Goal
I am trying to get a distribution of Exons and intron sizes in Three-Spined Stickleback (Gasterosteus aculeatus).
Data downloaded
I downloaded some data from Ensembl. More precisely, I went there, selected "structure" in the "attributes" and selected
- Ensembl Gene ID
- Exon Chr Start (bp)
- Exon Chr End (bp)
Issues
There are two issues in these data:
- Some exons end before they start
- Some exons overlap
The first point is - I assumed - due to reversion during assembly, so I just reversed the start and end position when there was such inversion. The second point is more problematic as I don't know what such overlap could mean realistically.
Can you help finding the distribution of exon and intron sizes in three-spined stickleback?
Code
Preparation
# read data
d = read.table(file.choose(), header=TRUE)
names(d)= c("ID", "start", "end")
# Reverse exons when needed
toReverse = which(d$start > d$end)
s = d$start[toReverse]
d$start[toReverse] = d$end[toReverse]
d$end[toReverse] = s
Exon Sizes -> Looks good
# Exon sizes
ExonSizes = d$end - d$start
hist(ExonSizes) # Cool, looks good!
Introns Sizes -> Looks bad
# Intron sizes
# This is a little slow.
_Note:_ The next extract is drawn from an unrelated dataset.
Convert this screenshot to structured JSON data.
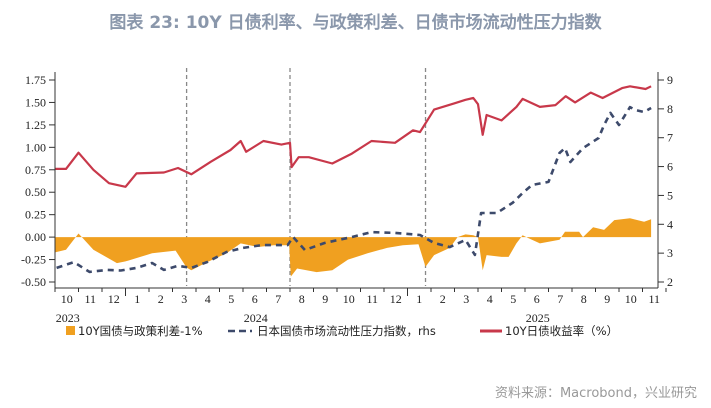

One might have better to switch to C++.
# The idea is to look at the distance between the end of an exon and the start of the next exon within each gene.
d$ID = paste(d$ID)
IntronSizes = c()
uniquegenes = unique(d$ID)
nbgenes = length(uniquegenes)
i=0
exon = 0
for (gene in uniquegenes)
{
i=i+1
cat(paste0(i," / ",nbgenes,"\n"))
while (TRUE)
{
exon=exon+1
if (d$ID[exon] == gene) {
IntronSizes = append(IntronSizes, d[exon+1,]$start - d[exon,]$end)
} else
{
break
}
}
}
hist(IntronSizes) # There are negative values. I don't know how to interpret them.
hist(log(abs(IntronSizes))) # That looks good but I doubt it makes much sense!
A lot of this depends how good the annotation is that you downloaded. If it was computer assisted/generated then there may be some illogical things in there (like what you point out). This is where human intervention is required and a $1K sequenced genome becomes a $1000K annotated genome.
You may want to look at the problem gene models before reversing the coordinates. Don't do it just because they generate a positive number after reversal.